Weaving personal narrative with political analysis, Community as Rebellion offers a meditation on creating liberatory spaces for students and faculty of color within academia. Much like other women scholars of color, Lorgia García Peña has struggled against the colonizing, racializing, classist, and unequal structures that perpetuate systemic violence within universities. Through personal experiences and analytical reflections, the author invites readers—in particular Black, Indigenous, Latinx, and Asian women—to engage in liberatory practices of boycott, abolition, and radical community-building to combat the academic world’s tokenizing and exploitative structures.
Lorgia García Peña is the Mellon Associate Professor at Tufts University’s Department of Studies in Race, Colonialism, and Diaspora where she focuses on Latinx studies, global Blackness, and Dominican diaspora studies.

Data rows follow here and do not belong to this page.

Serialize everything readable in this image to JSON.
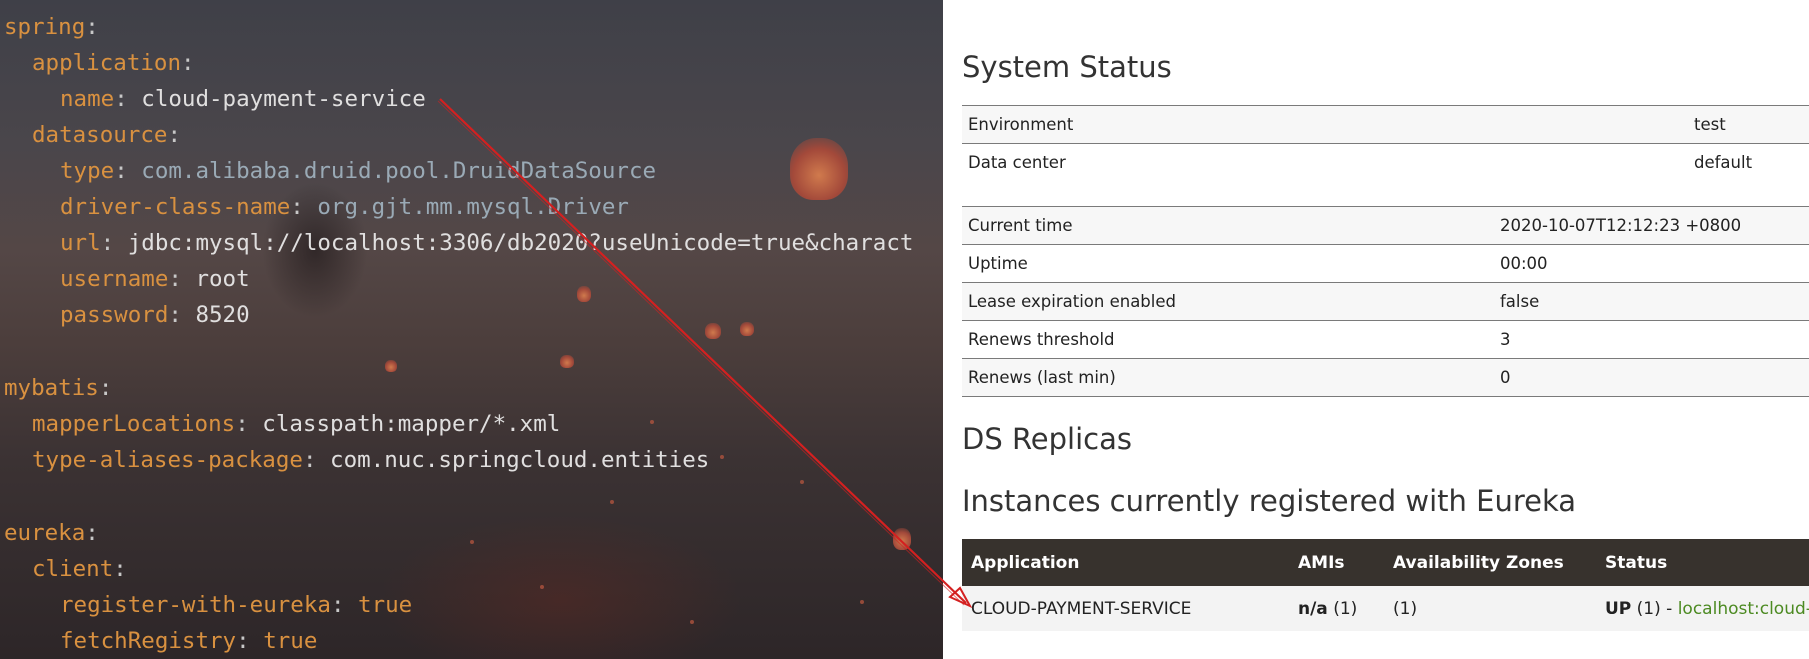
{
  "editor": {
    "lines": [
      {
        "key": "spring",
        "sep": ":",
        "value": "",
        "vstyle": "v"
      },
      {
        "key": "application",
        "sep": ":",
        "value": "",
        "vstyle": "v"
      },
      {
        "key": "name",
        "sep": ": ",
        "value": "cloud-payment-service",
        "vstyle": "v"
      },
      {
        "key": "datasource",
        "sep": ":",
        "value": "",
        "vstyle": "v"
      },
      {
        "key": "type",
        "sep": ": ",
        "value": "com.alibaba.druid.pool.DruidDataSource",
        "vstyle": "vc"
      },
      {
        "key": "driver-class-name",
        "sep": ": ",
        "value": "org.gjt.mm.mysql.Driver",
        "vstyle": "vc"
      },
      {
        "key": "url",
        "sep": ": ",
        "value": "jdbc:mysql://localhost:3306/db2020?useUnicode=true&charact",
        "vstyle": "v"
      },
      {
        "key": "username",
        "sep": ": ",
        "value": "root",
        "vstyle": "v"
      },
      {
        "key": "password",
        "sep": ": ",
        "value": "8520",
        "vstyle": "v"
      },
      {
        "key": "mybatis",
        "sep": ":",
        "value": "",
        "vstyle": "v"
      },
      {
        "key": "mapperLocations",
        "sep": ": ",
        "value": "classpath:mapper/*.xml",
        "vstyle": "v"
      },
      {
        "key": "type-aliases-package",
        "sep": ": ",
        "value": "com.nuc.springcloud.entities",
        "vstyle": "v"
      },
      {
        "key": "eureka",
        "sep": ":",
        "value": "",
        "vstyle": "v"
      },
      {
        "key": "client",
        "sep": ":",
        "value": "",
        "vstyle": "v"
      },
      {
        "key": "register-with-eureka",
        "sep": ": ",
        "value": "true",
        "vstyle": "k"
      },
      {
        "key": "fetchRegistry",
        "sep": ": ",
        "value": "true",
        "vstyle": "k"
      }
    ]
  },
  "eureka": {
    "system_status_title": "System Status",
    "status_rows_1": [
      {
        "label": "Environment",
        "value": "test"
      },
      {
        "label": "Data center",
        "value": "default"
      }
    ],
    "status_rows_2": [
      {
        "label": "Current time",
        "value": "2020-10-07T12:12:23 +0800"
      },
      {
        "label": "Uptime",
        "value": "00:00"
      },
      {
        "label": "Lease expiration enabled",
        "value": "false"
      },
      {
        "label": "Renews threshold",
        "value": "3"
      },
      {
        "label": "Renews (last min)",
        "value": "0"
      }
    ],
    "ds_replicas_title": "DS Replicas",
    "instances_title": "Instances currently registered with Eureka",
    "instances_headers": [
      "Application",
      "AMIs",
      "Availability Zones",
      "Status"
    ],
    "instances": [
      {
        "application": "CLOUD-PAYMENT-SERVICE",
        "amis_bold": "n/a",
        "amis_count": " (1)",
        "zones": "(1)",
        "status_bold": "UP",
        "status_rest": " (1) - ",
        "status_link": "localhost:cloud-"
      }
    ]
  },
  "colors": {
    "yaml_key": "#d99140",
    "yaml_value": "#e0dfdf",
    "arrow": "#d42020",
    "table_header_bg": "#37322d",
    "link_green": "#4c8a22"
  }
}
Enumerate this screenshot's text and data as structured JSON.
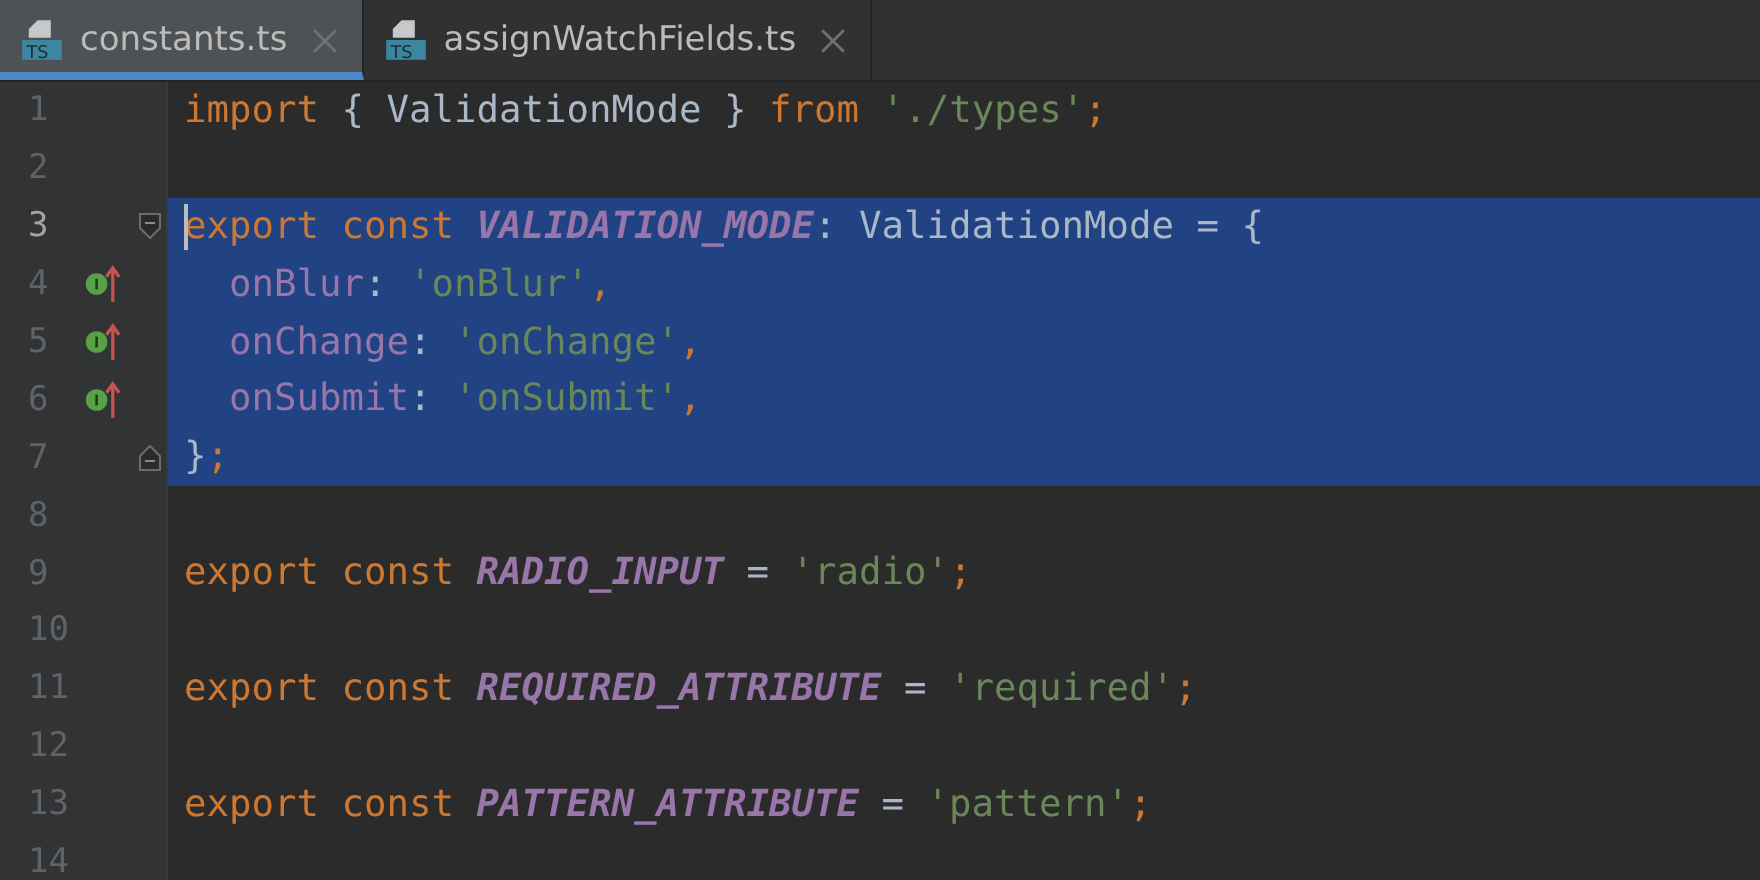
{
  "tabs": [
    {
      "label": "constants.ts",
      "icon_text": "TS",
      "selected": true
    },
    {
      "label": "assignWatchFields.ts",
      "icon_text": "TS",
      "selected": false
    }
  ],
  "lines": [
    {
      "number": "1",
      "current": false,
      "selected": false,
      "tokens": [
        {
          "kind": "keyword",
          "text": "import "
        },
        {
          "kind": "plain",
          "text": "{ ValidationMode } "
        },
        {
          "kind": "keyword",
          "text": "from "
        },
        {
          "kind": "string",
          "text": "'./types'"
        },
        {
          "kind": "keyword",
          "text": ";"
        }
      ]
    },
    {
      "number": "2",
      "current": false,
      "selected": false
    },
    {
      "number": "3",
      "current": true,
      "selected": true,
      "cursor": true,
      "fold_start": true,
      "tokens": [
        {
          "kind": "keyword",
          "text": "export const "
        },
        {
          "kind": "constant",
          "text": "VALIDATION_MODE"
        },
        {
          "kind": "plain",
          "text": ": ValidationMode = {"
        }
      ]
    },
    {
      "number": "4",
      "current": false,
      "selected": true,
      "marker": true,
      "tokens": [
        {
          "kind": "property",
          "text": "  onBlur"
        },
        {
          "kind": "plain",
          "text": ": "
        },
        {
          "kind": "string",
          "text": "'onBlur'"
        },
        {
          "kind": "keyword",
          "text": ","
        }
      ]
    },
    {
      "number": "5",
      "current": false,
      "selected": true,
      "marker": true,
      "tokens": [
        {
          "kind": "property",
          "text": "  onChange"
        },
        {
          "kind": "plain",
          "text": ": "
        },
        {
          "kind": "string",
          "text": "'onChange'"
        },
        {
          "kind": "keyword",
          "text": ","
        }
      ]
    },
    {
      "number": "6",
      "current": false,
      "selected": true,
      "marker": true,
      "tokens": [
        {
          "kind": "property",
          "text": "  onSubmit"
        },
        {
          "kind": "plain",
          "text": ": "
        },
        {
          "kind": "string",
          "text": "'onSubmit'"
        },
        {
          "kind": "keyword",
          "text": ","
        }
      ]
    },
    {
      "number": "7",
      "current": false,
      "selected": true,
      "fold_end": true,
      "tokens": [
        {
          "kind": "plain",
          "text": "}"
        },
        {
          "kind": "keyword",
          "text": ";"
        }
      ]
    },
    {
      "number": "8",
      "current": false,
      "selected": false
    },
    {
      "number": "9",
      "current": false,
      "selected": false,
      "tokens": [
        {
          "kind": "keyword",
          "text": "export const "
        },
        {
          "kind": "constant",
          "text": "RADIO_INPUT"
        },
        {
          "kind": "plain",
          "text": " = "
        },
        {
          "kind": "string",
          "text": "'radio'"
        },
        {
          "kind": "keyword",
          "text": ";"
        }
      ]
    },
    {
      "number": "10",
      "current": false,
      "selected": false
    },
    {
      "number": "11",
      "current": false,
      "selected": false,
      "tokens": [
        {
          "kind": "keyword",
          "text": "export const "
        },
        {
          "kind": "constant",
          "text": "REQUIRED_ATTRIBUTE"
        },
        {
          "kind": "plain",
          "text": " = "
        },
        {
          "kind": "string",
          "text": "'required'"
        },
        {
          "kind": "keyword",
          "text": ";"
        }
      ]
    },
    {
      "number": "12",
      "current": false,
      "selected": false
    },
    {
      "number": "13",
      "current": false,
      "selected": false,
      "tokens": [
        {
          "kind": "keyword",
          "text": "export const "
        },
        {
          "kind": "constant",
          "text": "PATTERN_ATTRIBUTE"
        },
        {
          "kind": "plain",
          "text": " = "
        },
        {
          "kind": "string",
          "text": "'pattern'"
        },
        {
          "kind": "keyword",
          "text": ";"
        }
      ]
    },
    {
      "number": "14",
      "current": false,
      "selected": false
    }
  ]
}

She is the author of The Borders of Dominicanidad: Race, Nations, and Archives of Contradictions, which reveals, through the Dominican experience, how marginality is created through acts of exclusion. The Borders of Dominicanidad has won multiple awards, including the 2016 LASA Latino/a Studies Book Award and the 2016 Isis Duarte Book Prize in Haiti and Dominican Studies. Peña is currently working on an ongoing book-length project titled Translating Blackness: Migrations and Detours of Latinx Colonialities in Global Perspectives.
Charlene A. Carruthers is a political strategist, cultural worker and Ph.D. student in the Department of African American Studies at Northwestern University. A practitioner of telling more complete stories, her research includes Black feminist political economies, abolition of patriarchal and carceral systems, and the role of cultural work within the Black Radical Tradition.
Her work spans more than 15 years of community organizing across racial, gender and economic justice movements. She is the author of the book Unapologetic: A Black, Queer, and Feminist Mandate for Radical Movements.